This is a question received by Intel Software Network Support, followed by the response provided by our Application Engineering team:
Q. I have a problem when I try parallelization with OpenMP on a Quad Core (processor X5355).
When I'm using a single processor the running time is 48 minutes, if I use four processors the running time is 23 minutes, but if I use 5, 6,7, 8 the running time is the same, 21 MIN!!! When i'm using 5 to 8 processors the parallelization time does not decrease. What is the problem?
A. Performance scaling is a complex topic. Much depends on the details of the algorithm.

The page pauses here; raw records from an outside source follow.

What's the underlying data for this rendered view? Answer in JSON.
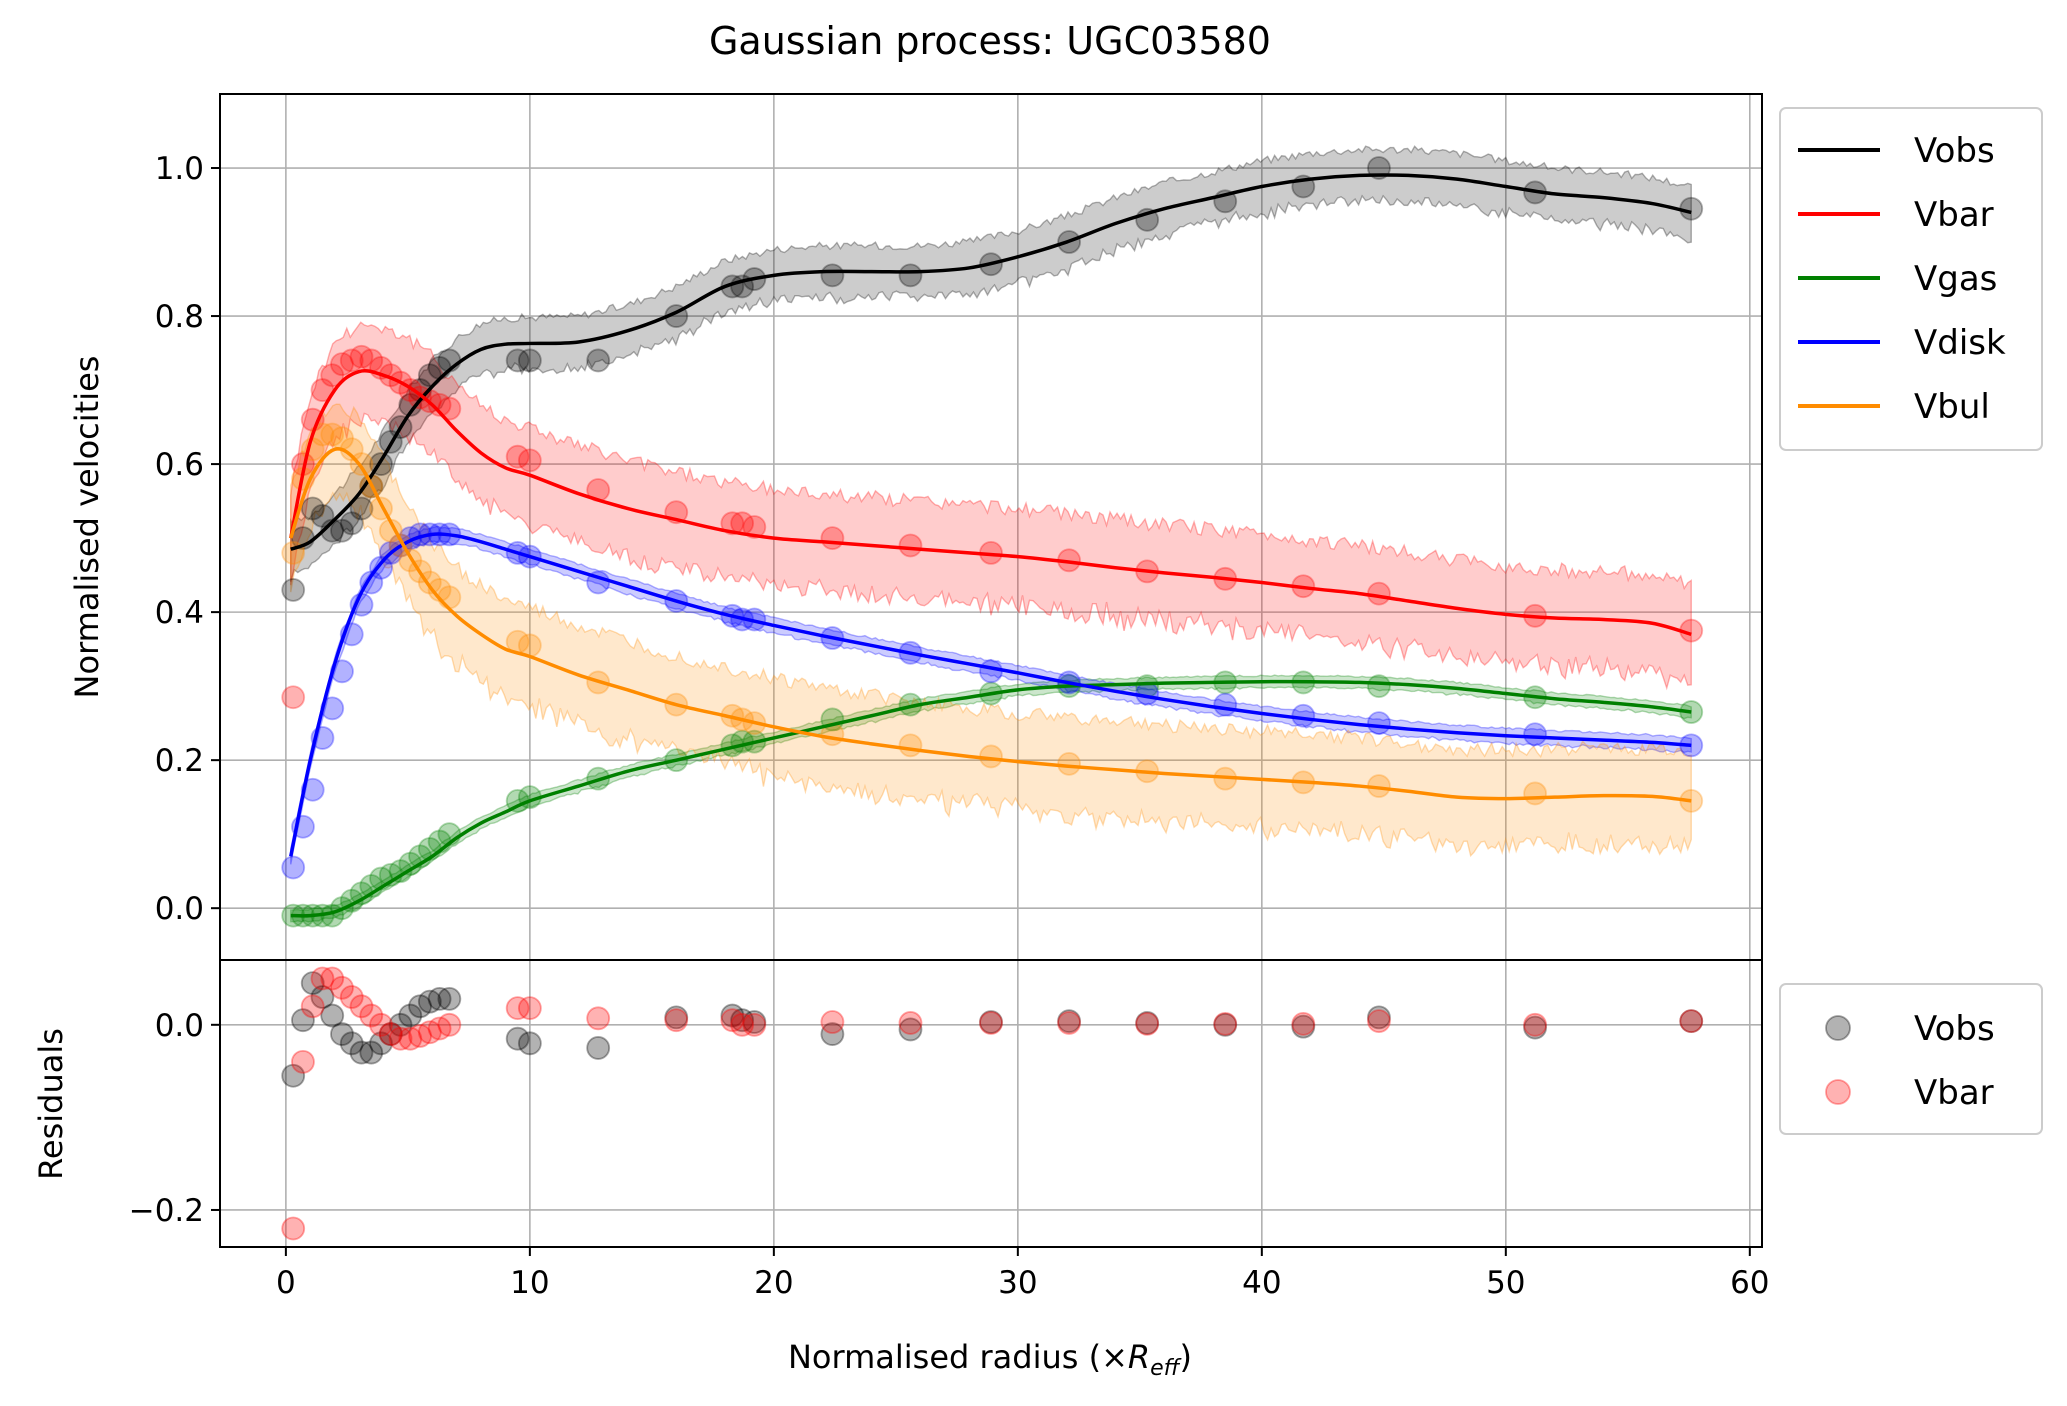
{
  "chart_data": {
    "type": "line",
    "title": "Gaussian process: UGC03580",
    "xlabel_main": "Normalised radius (×",
    "xlabel_symbol": "R",
    "xlabel_subscript": "eff",
    "xlabel_close": ")",
    "top_panel": {
      "ylabel": "Normalised velocities",
      "ylim": [
        -0.07,
        1.1
      ],
      "yticks": [
        0.0,
        0.2,
        0.4,
        0.6,
        0.8,
        1.0
      ],
      "ytick_labels": [
        "0.0",
        "0.2",
        "0.4",
        "0.6",
        "0.8",
        "1.0"
      ],
      "grid": true,
      "legend": "outside upper right",
      "series": [
        {
          "name": "Vobs",
          "color": "#000000",
          "points_x": [
            0.3,
            0.7,
            1.1,
            1.5,
            1.9,
            2.3,
            2.7,
            3.1,
            3.5,
            3.9,
            4.3,
            4.7,
            5.1,
            5.5,
            5.9,
            6.3,
            6.7,
            9.5,
            10.0,
            12.8,
            16.0,
            18.3,
            18.7,
            19.2,
            22.4,
            25.6,
            28.9,
            32.1,
            35.3,
            38.5,
            41.7,
            44.8,
            51.2,
            57.6
          ],
          "points_y": [
            0.43,
            0.5,
            0.54,
            0.53,
            0.51,
            0.51,
            0.52,
            0.54,
            0.57,
            0.6,
            0.63,
            0.65,
            0.68,
            0.7,
            0.72,
            0.73,
            0.74,
            0.74,
            0.74,
            0.74,
            0.8,
            0.84,
            0.84,
            0.85,
            0.855,
            0.855,
            0.87,
            0.9,
            0.93,
            0.955,
            0.975,
            1.0,
            0.967,
            0.945
          ],
          "fit_x": [
            0.2,
            1,
            2,
            3,
            4,
            5,
            6,
            7,
            8,
            9,
            10,
            12,
            14,
            16,
            18,
            20,
            22,
            24,
            26,
            28,
            30,
            32,
            34,
            36,
            38,
            40,
            42,
            44,
            46,
            48,
            50,
            52,
            54,
            56,
            57.6
          ],
          "fit_y": [
            0.485,
            0.495,
            0.525,
            0.56,
            0.61,
            0.665,
            0.705,
            0.735,
            0.755,
            0.762,
            0.763,
            0.765,
            0.78,
            0.805,
            0.84,
            0.855,
            0.86,
            0.86,
            0.86,
            0.865,
            0.88,
            0.9,
            0.925,
            0.945,
            0.96,
            0.975,
            0.985,
            0.99,
            0.99,
            0.985,
            0.975,
            0.965,
            0.96,
            0.952,
            0.94
          ],
          "band_halfwidth": 0.035
        },
        {
          "name": "Vbar",
          "color": "#ff0000",
          "points_x": [
            0.3,
            0.7,
            1.1,
            1.5,
            1.9,
            2.3,
            2.7,
            3.1,
            3.5,
            3.9,
            4.3,
            4.7,
            5.1,
            5.5,
            5.9,
            6.3,
            6.7,
            9.5,
            10.0,
            12.8,
            16.0,
            18.3,
            18.7,
            19.2,
            22.4,
            25.6,
            28.9,
            32.1,
            35.3,
            38.5,
            41.7,
            44.8,
            51.2,
            57.6
          ],
          "points_y": [
            0.285,
            0.6,
            0.66,
            0.7,
            0.72,
            0.735,
            0.74,
            0.745,
            0.74,
            0.73,
            0.72,
            0.71,
            0.7,
            0.69,
            0.685,
            0.68,
            0.675,
            0.61,
            0.605,
            0.565,
            0.535,
            0.52,
            0.52,
            0.515,
            0.5,
            0.49,
            0.48,
            0.47,
            0.455,
            0.445,
            0.435,
            0.425,
            0.395,
            0.375
          ],
          "fit_x": [
            0.2,
            1,
            2,
            3,
            4,
            5,
            6,
            7,
            8,
            9,
            10,
            12,
            14,
            16,
            18,
            20,
            22,
            24,
            26,
            28,
            30,
            32,
            34,
            36,
            38,
            40,
            42,
            44,
            46,
            48,
            50,
            52,
            54,
            56,
            57.6
          ],
          "fit_y": [
            0.5,
            0.63,
            0.7,
            0.725,
            0.72,
            0.705,
            0.68,
            0.645,
            0.615,
            0.595,
            0.585,
            0.56,
            0.54,
            0.525,
            0.51,
            0.5,
            0.495,
            0.49,
            0.485,
            0.48,
            0.475,
            0.468,
            0.46,
            0.453,
            0.447,
            0.44,
            0.432,
            0.425,
            0.415,
            0.405,
            0.397,
            0.392,
            0.39,
            0.385,
            0.37
          ],
          "band_halfwidth": 0.065
        },
        {
          "name": "Vgas",
          "color": "#008000",
          "points_x": [
            0.3,
            0.7,
            1.1,
            1.5,
            1.9,
            2.3,
            2.7,
            3.1,
            3.5,
            3.9,
            4.3,
            4.7,
            5.1,
            5.5,
            5.9,
            6.3,
            6.7,
            9.5,
            10.0,
            12.8,
            16.0,
            18.3,
            18.7,
            19.2,
            22.4,
            25.6,
            28.9,
            32.1,
            35.3,
            38.5,
            41.7,
            44.8,
            51.2,
            57.6
          ],
          "points_y": [
            -0.01,
            -0.01,
            -0.01,
            -0.01,
            -0.01,
            0.0,
            0.01,
            0.02,
            0.03,
            0.04,
            0.045,
            0.05,
            0.06,
            0.07,
            0.08,
            0.09,
            0.1,
            0.145,
            0.15,
            0.175,
            0.2,
            0.22,
            0.225,
            0.225,
            0.255,
            0.275,
            0.29,
            0.3,
            0.3,
            0.305,
            0.305,
            0.3,
            0.285,
            0.265
          ],
          "fit_x": [
            0.2,
            1,
            2,
            3,
            4,
            5,
            6,
            7,
            8,
            9,
            10,
            12,
            14,
            16,
            18,
            20,
            22,
            24,
            26,
            28,
            30,
            32,
            34,
            36,
            38,
            40,
            42,
            44,
            46,
            48,
            50,
            52,
            54,
            56,
            57.6
          ],
          "fit_y": [
            -0.01,
            -0.01,
            -0.005,
            0.01,
            0.03,
            0.05,
            0.07,
            0.095,
            0.115,
            0.13,
            0.145,
            0.165,
            0.185,
            0.2,
            0.215,
            0.23,
            0.245,
            0.26,
            0.275,
            0.285,
            0.295,
            0.3,
            0.302,
            0.304,
            0.305,
            0.306,
            0.306,
            0.305,
            0.302,
            0.297,
            0.29,
            0.283,
            0.278,
            0.272,
            0.265
          ],
          "band_halfwidth": 0.008
        },
        {
          "name": "Vdisk",
          "color": "#0000ff",
          "points_x": [
            0.3,
            0.7,
            1.1,
            1.5,
            1.9,
            2.3,
            2.7,
            3.1,
            3.5,
            3.9,
            4.3,
            4.7,
            5.1,
            5.5,
            5.9,
            6.3,
            6.7,
            9.5,
            10.0,
            12.8,
            16.0,
            18.3,
            18.7,
            19.2,
            22.4,
            25.6,
            28.9,
            32.1,
            35.3,
            38.5,
            41.7,
            44.8,
            51.2,
            57.6
          ],
          "points_y": [
            0.055,
            0.11,
            0.16,
            0.23,
            0.27,
            0.32,
            0.37,
            0.41,
            0.44,
            0.46,
            0.48,
            0.49,
            0.5,
            0.505,
            0.505,
            0.505,
            0.505,
            0.48,
            0.475,
            0.44,
            0.415,
            0.395,
            0.39,
            0.39,
            0.365,
            0.345,
            0.32,
            0.305,
            0.29,
            0.275,
            0.26,
            0.25,
            0.235,
            0.22
          ],
          "fit_x": [
            0.2,
            1,
            2,
            3,
            4,
            5,
            6,
            7,
            8,
            9,
            10,
            12,
            14,
            16,
            18,
            20,
            22,
            24,
            26,
            28,
            30,
            32,
            34,
            36,
            38,
            40,
            42,
            44,
            46,
            48,
            50,
            52,
            54,
            56,
            57.6
          ],
          "fit_y": [
            0.07,
            0.2,
            0.33,
            0.42,
            0.47,
            0.495,
            0.505,
            0.503,
            0.495,
            0.485,
            0.475,
            0.455,
            0.435,
            0.415,
            0.397,
            0.382,
            0.368,
            0.355,
            0.342,
            0.33,
            0.318,
            0.305,
            0.293,
            0.282,
            0.272,
            0.263,
            0.255,
            0.248,
            0.242,
            0.237,
            0.233,
            0.23,
            0.227,
            0.224,
            0.22
          ],
          "band_halfwidth": 0.01
        },
        {
          "name": "Vbul",
          "color": "#ff8c00",
          "points_x": [
            0.3,
            0.7,
            1.1,
            1.5,
            1.9,
            2.3,
            2.7,
            3.1,
            3.5,
            3.9,
            4.3,
            4.7,
            5.1,
            5.5,
            5.9,
            6.3,
            6.7,
            9.5,
            10.0,
            12.8,
            16.0,
            18.3,
            18.7,
            19.2,
            22.4,
            25.6,
            28.9,
            32.1,
            35.3,
            38.5,
            41.7,
            44.8,
            51.2,
            57.6
          ],
          "points_y": [
            0.48,
            0.58,
            0.62,
            0.64,
            0.64,
            0.635,
            0.62,
            0.6,
            0.57,
            0.54,
            0.51,
            0.49,
            0.47,
            0.455,
            0.44,
            0.43,
            0.42,
            0.36,
            0.355,
            0.305,
            0.275,
            0.26,
            0.255,
            0.25,
            0.235,
            0.22,
            0.205,
            0.195,
            0.185,
            0.175,
            0.17,
            0.165,
            0.155,
            0.145
          ],
          "fit_x": [
            0.2,
            1,
            2,
            3,
            4,
            5,
            6,
            7,
            8,
            9,
            10,
            12,
            14,
            16,
            18,
            20,
            22,
            24,
            26,
            28,
            30,
            32,
            34,
            36,
            38,
            40,
            42,
            44,
            46,
            48,
            50,
            52,
            54,
            56,
            57.6
          ],
          "fit_y": [
            0.5,
            0.58,
            0.62,
            0.6,
            0.54,
            0.48,
            0.43,
            0.395,
            0.37,
            0.35,
            0.34,
            0.315,
            0.295,
            0.275,
            0.26,
            0.245,
            0.232,
            0.222,
            0.213,
            0.205,
            0.198,
            0.192,
            0.187,
            0.182,
            0.178,
            0.174,
            0.17,
            0.165,
            0.158,
            0.15,
            0.148,
            0.15,
            0.152,
            0.151,
            0.145
          ],
          "band_halfwidth": 0.065
        }
      ]
    },
    "bottom_panel": {
      "ylabel": "Residuals",
      "ylim": [
        -0.24,
        0.07
      ],
      "yticks": [
        0.0,
        -0.2
      ],
      "ytick_labels": [
        "0.0",
        "−0.2"
      ],
      "grid": true,
      "legend": "outside upper right",
      "series": [
        {
          "name": "Vobs",
          "color": "#000000",
          "x": [
            0.3,
            0.7,
            1.1,
            1.5,
            1.9,
            2.3,
            2.7,
            3.1,
            3.5,
            3.9,
            4.3,
            4.7,
            5.1,
            5.5,
            5.9,
            6.3,
            6.7,
            9.5,
            10.0,
            12.8,
            16.0,
            18.3,
            18.7,
            19.2,
            22.4,
            25.6,
            28.9,
            32.1,
            35.3,
            38.5,
            41.7,
            44.8,
            51.2,
            57.6
          ],
          "y": [
            -0.055,
            0.005,
            0.045,
            0.03,
            0.01,
            -0.01,
            -0.02,
            -0.03,
            -0.03,
            -0.02,
            -0.01,
            0.0,
            0.01,
            0.02,
            0.025,
            0.028,
            0.028,
            -0.015,
            -0.02,
            -0.025,
            0.008,
            0.01,
            0.005,
            0.003,
            -0.01,
            -0.005,
            0.003,
            0.004,
            0.002,
            0.0,
            -0.002,
            0.008,
            -0.003,
            0.004
          ]
        },
        {
          "name": "Vbar",
          "color": "#ff0000",
          "x": [
            0.3,
            0.7,
            1.1,
            1.5,
            1.9,
            2.3,
            2.7,
            3.1,
            3.5,
            3.9,
            4.3,
            4.7,
            5.1,
            5.5,
            5.9,
            6.3,
            6.7,
            9.5,
            10.0,
            12.8,
            16.0,
            18.3,
            18.7,
            19.2,
            22.4,
            25.6,
            28.9,
            32.1,
            35.3,
            38.5,
            41.7,
            44.8,
            51.2,
            57.6
          ],
          "y": [
            -0.22,
            -0.04,
            0.02,
            0.05,
            0.05,
            0.04,
            0.03,
            0.02,
            0.01,
            0.0,
            -0.01,
            -0.015,
            -0.015,
            -0.012,
            -0.008,
            -0.004,
            0.0,
            0.018,
            0.018,
            0.007,
            0.005,
            0.005,
            0.0,
            0.0,
            0.003,
            0.002,
            0.002,
            0.002,
            0.001,
            0.001,
            0.001,
            0.004,
            0.0,
            0.004
          ]
        }
      ]
    },
    "xlim": [
      -2.7,
      60.5
    ],
    "xticks": [
      0,
      10,
      20,
      30,
      40,
      50,
      60
    ],
    "xtick_labels": [
      "0",
      "10",
      "20",
      "30",
      "40",
      "50",
      "60"
    ]
  }
}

How much concurrency is exposed by the algorithm? If there are only 2 tasks that execute concurrently, for example, then you wont be able to see any speedup beyond 2. Also, you cant scale beyond the number of cores (unless you get secondary memory effects leading to super-linear speedup). So if you have 4 cores, you wont usually speed up as you add more than 4 threads. In fact, adding more threads than you have cores will often slow you down due to the resulting excess thread scheduling overhead.
But it gets even trickier. Even if you have hundreds of potentially concurrent tasks, you have to worry about how much of the compute time is inherently serial. This is the issue of Amdahls Law. Amdahls Law says that the maximum speedup you can see is one over the serial fraction of the problem. For example, if 25% of your runtime is consumed by work that doesnt speed up as cores are added, then the maximum speedup is 1/(0.25) or 4.
But it gets even trickier still. How much parallel overhead do you have? If I am using locks inefficiently or if my algorithm has many barriers or other constructs that impose a serial order, my scalability will suffer.
But thats not all. You have memory movement issues to consider. If the data needed by a thread is in a different cache or in RAM, then you will need to move that data into a local cache. Even if you have data that is not shared, if data needed by one or more threads spans a number of cache lines, youll get excess cache line movement that will eat up performance.
The bottom line is that parallel scalability is complex. In many cases, to understand why your program scales a particular way, you need to profile the multi-threaded execution using Intels profiling tools.